Are new sentencing rules creating two-tier justice?
Courts should know as much as possible about offenders before passing sentence, says distinguished lawyer Helena Kennedy. So why is a new move to protect ethnic minorities from injustice proving controversial? Sean O’Grady explains
A new set of guidelines for magistrates and judges has been published by the Sentencing Council for England and Wales. In today’s politically charged atmosphere, with allegations flying around on social media of “two-tier policing” and “two-tier justice,” any hint of weakness in the justice system gets seized upon, sometimes by malign actors.
A suggestion that courts might care to ask for pre-sentencing reports in certain circumstances, including on grounds of ethnicity, have been widely condemned both by the justice secretary, Shabana Mahmood, and her Conservative shadow, Robert Jenrick.
What is the Sentencing Council?
It is an independent body for England and Wales that tries to ensure the penalties dished out to offenders are lawful as well as fair and proportionate. The guidelines on sentencing are just that: guides, rather than hard rules.
Members of the council are appointed by the lord chief justice with the approval of the lord chancellor, who is normally the justice secretary. It is accountable to parliament for the way it spends its money, but it is not accountable to politicians for its “policy” – as is traditional in a country with a (still) independent judiciary. Otherwise, politicians could lock up people (individuals or groups) they don’t like. Indeed Mahmood is obliged by the Coroners and Justice Act 2009, which set up the council, to protect its independence – which, arguably, she is failing to do.
What’s the problem?
In attempting to protect courts from allegations of unlawful discrimination, breaches of human rights, and injustice, the guidelines suggest extra care and pre-sentencing reports for a range of “cohorts”, including those who are:
- At risk of first custodial sentence and/or at risk of a custodial sentence of two years or less (after taking into account any reduction for guilty plea)
- A young adult (typically 18-25 years)
- Female
- From an ethnic minority, cultural minority, and/or faith minority community
- Pregnant or postnatal
- Sole or primary carer for dependent relatives
Or if the court considers that one or more of the following may apply to the offender:
- Has disclosed they are transgender
- Has or may have any addiction issues
- Has or may have a serious chronic medical condition or physical disability, or mental ill health, learning disabilities (including developmental disorders and neurodiverse conditions) or brain injury/damage
Or the court considers that the offender is, or there is a risk that they may have been, a victim of domestic abuse, physical or sexual abuse, violent or threatening behaviour, any kind of abuse, modern slavery or trafficking, or coercion, grooming, intimidation or exploitation.

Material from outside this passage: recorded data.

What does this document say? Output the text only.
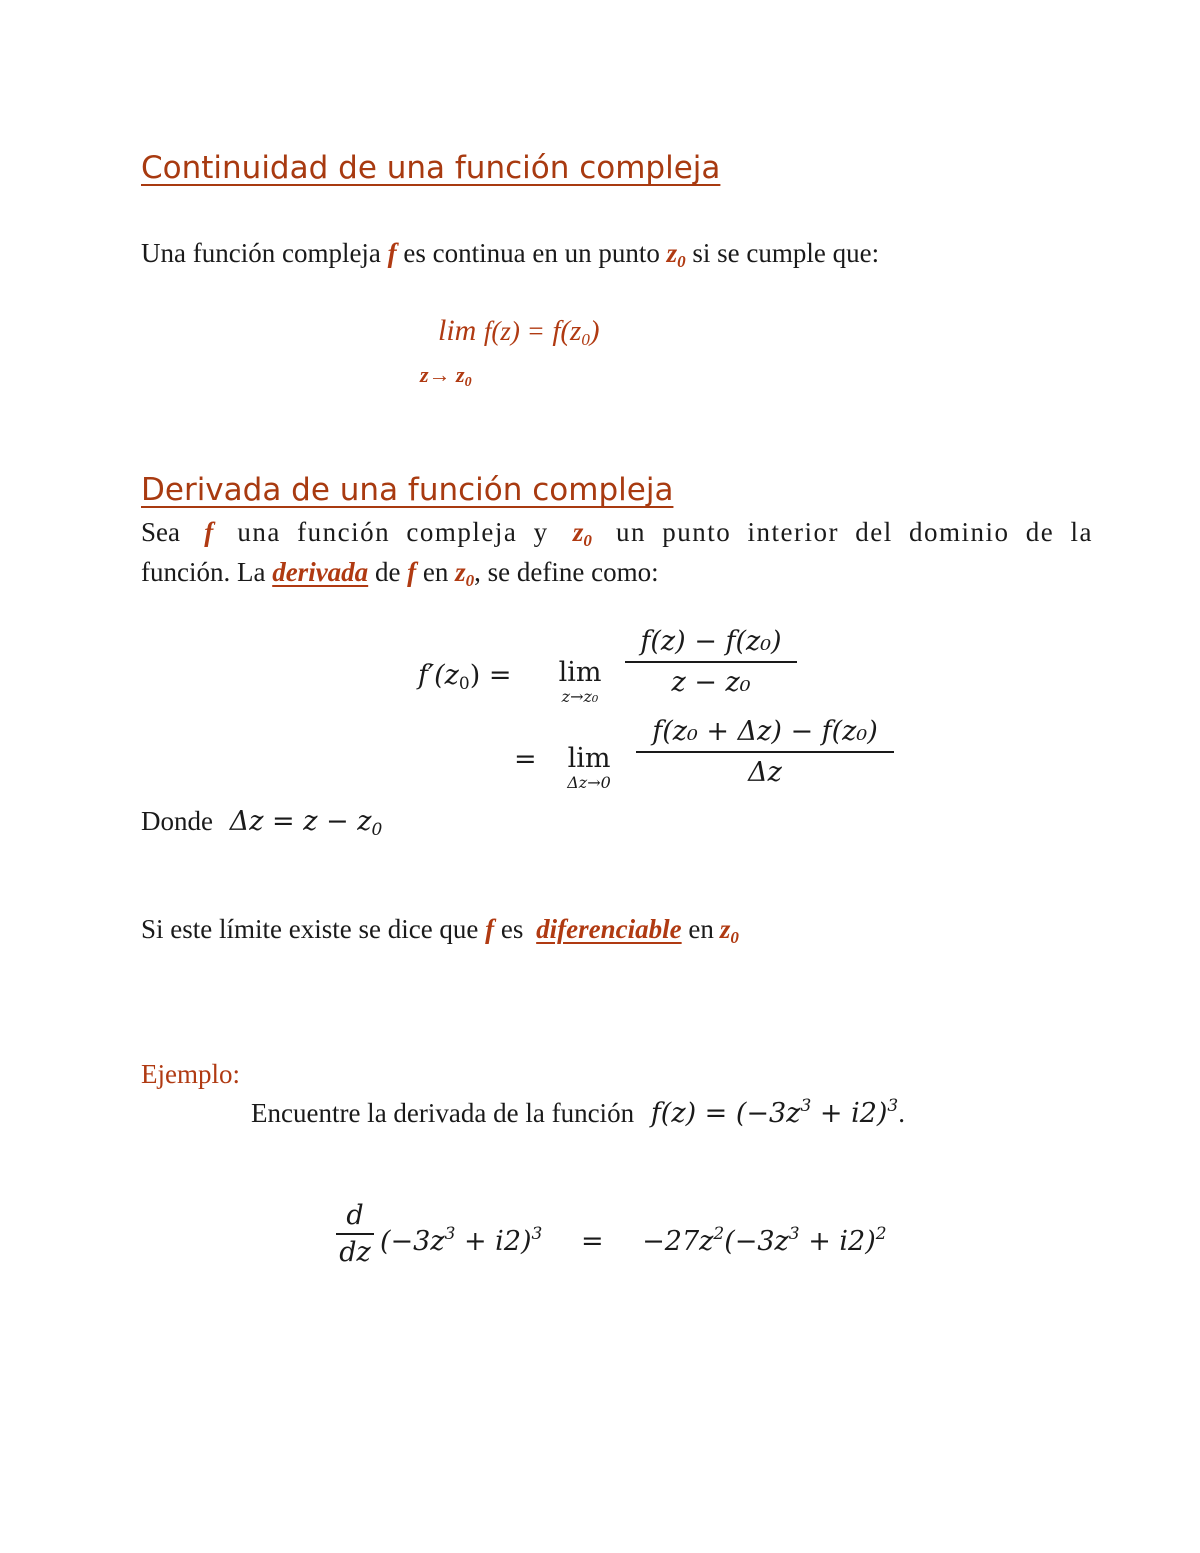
Continuidad de una función compleja
Una función compleja f es continua en un punto $z_0$ si se cumple que:
$\lim f(z) = f(z_0)$
$z\to z_0$
Derivada de una función compleja
Sea f una función compleja y $z_0$ un punto interior del dominio de la
función. La derivada de f en $z_0$, se define como:
$f'(z_0)$ =	lim
z→z₀
f(z) − f(z₀)
z − z₀
=	lim
Δz→0
f(z₀ + Δz) − f(z₀)
Δz
Donde $\Delta z = z - z_0$
Si este límite existe se dice que f es diferenciable en $z_0$
Ejemplo:
Encuentre la derivada de la función $f(z) = (-3z^3 + i2)^3$.
d
dz $(-3z^3 + i2)^3 = -27z^2(-3z^3 + i2)^2$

Critics say the ethnicity clause means that an offender who is white will be more harshly treated than one who is Black.
What’s the defence?
The idea behind the guidelines is to make sure that ethnic groups with protected characteristics – over-represented in prisons and traditionally suffering from discrimination – are not sent to jail as a result of conscious or unconscious racism. A pre-sentencing report is supposed to help prevent this. The distinguished lawyer Helena Kennedy argues that the more a court knows about an offender, the better. And these are only guidelines; a judge may ignore them.
What are the politics of it?
Sentences during the summer riots for incitement to racial hatred, arson, and violence via social media have been regarded by some on the far right as infringements of freedom of speech and “unfair” when set against wildly different offences, such as the case of Huw Edwards. Similarly, the way the police control pro-Palestinian protests versus other demonstrations by hard-right “patriots” has also been weaponised for political ends. Suella Braverman, with all the authority of her role as home secretary in 2022, helped popularise the two-tier claim and undermine trust in the police.
The suggestion that the government is somehow formally endorsing discrimination “against straight white men", as Jenrick styles it, is electoral poison. Hence also Mahmood’s swift condemnation of the guidelines: “As someone who is from an ethnic minority background myself, I do not stand for any differential treatment before the law, for anyone of any kind. There will never be a two-tier sentencing approach under my watch.”
What will happen?
Mahmood, pushing at the boundaries of the law and the principle of judicial independence, will write to the council to register “displeasure” and recommend reversing the change. If the council refuses, the crime bill presently going through parliament could be used to impose the government’s will.
It will be a small but significant further erosion of an independent court system. On the whole, Reform UK and the Conservative right, including Jenrick, will continue to spread myths and exploit false grievances for political gain.